I can't bear it. I'm going batty
listing to Leo Laport's TWIT show (This Week in Tech) #368. Leo, Adam
Curry, Fr. Robert Ballecer and Nilay Patel discuss the Samsung vs.Apple lawsuit, which Samsung lost (so far). I think it was Patel who
summed up more or less as follows: Samsung tried to copy Apple's
product. Apple made a great product. Samsung's job is not to copy
Apple. Samsung's job is to make a different great product.
So let's talk about pianos. Steinway
makes a great product. The job of other piano companies must be to
make pianos that are distinctly different, not to copy Steinway. 59
keys perhaps instead of 88; white keys only, perhaps. Oval keys, not
rectangular. Keys that lift up instead of pressing down. Six pedals
instead of three, with entirely different functions.
NO!
The piano is a great product, and great
pianists are wonderful because they use competing products that share
very similar user interfaces. The various piano companies have to
innovate under the hood unless they license each other's patents, but
the user experience is much the same. And that's great for pianists.

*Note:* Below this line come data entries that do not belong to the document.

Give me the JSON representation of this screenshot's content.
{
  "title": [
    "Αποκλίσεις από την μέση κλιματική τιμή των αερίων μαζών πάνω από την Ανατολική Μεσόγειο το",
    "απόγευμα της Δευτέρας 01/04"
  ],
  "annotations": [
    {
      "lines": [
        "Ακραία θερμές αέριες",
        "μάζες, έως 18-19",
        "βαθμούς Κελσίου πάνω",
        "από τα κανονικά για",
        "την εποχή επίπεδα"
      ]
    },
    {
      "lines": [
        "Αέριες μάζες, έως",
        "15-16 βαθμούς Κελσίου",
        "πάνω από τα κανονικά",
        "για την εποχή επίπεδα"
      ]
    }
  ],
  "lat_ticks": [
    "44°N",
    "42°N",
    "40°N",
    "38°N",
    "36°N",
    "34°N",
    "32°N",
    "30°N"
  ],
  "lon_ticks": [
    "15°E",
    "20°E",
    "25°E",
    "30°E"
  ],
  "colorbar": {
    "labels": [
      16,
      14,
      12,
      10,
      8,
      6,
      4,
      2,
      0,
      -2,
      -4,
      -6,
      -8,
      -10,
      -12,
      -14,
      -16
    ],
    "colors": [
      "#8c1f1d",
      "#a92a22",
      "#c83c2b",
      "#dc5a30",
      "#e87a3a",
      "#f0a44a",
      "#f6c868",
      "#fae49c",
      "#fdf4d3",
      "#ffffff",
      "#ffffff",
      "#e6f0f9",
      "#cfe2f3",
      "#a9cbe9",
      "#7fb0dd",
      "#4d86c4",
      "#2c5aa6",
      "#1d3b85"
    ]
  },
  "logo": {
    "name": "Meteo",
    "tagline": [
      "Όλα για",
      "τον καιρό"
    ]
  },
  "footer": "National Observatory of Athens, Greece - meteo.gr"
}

And let's discuss Microsoft Windows.
Please imagine that when Microsoft released Windows 95, they licensed
the right to their user interface to one manufacturer, Dell perhaps,
and all the other companies had to develop some other great, very
different-looking product in order to compete. What an awful
nightmare! Microsoft did the opposite, standardizing their user
interface and encouraging all hardware and software Windows companies
to stay with their standards. The resulting consistency was wonderful
for us all,
It's terrible that Apple's brilliant
iPhone and iPad GUIs are not standards that other companies can be
encouraged to follow, for the benefit of all of us. (I know that any
company can pay a small fortune to license these GUI rights from
Apple; that's not the same thing.)
Leo and his TWIT friends have it wrong.
It's time for Apple to follow Bill Gate's insight that consistent
GUIs are great for customers. And it's time to admit that the Samsung
vs. Apple lawsuit is just an example of how hard cases make bad law.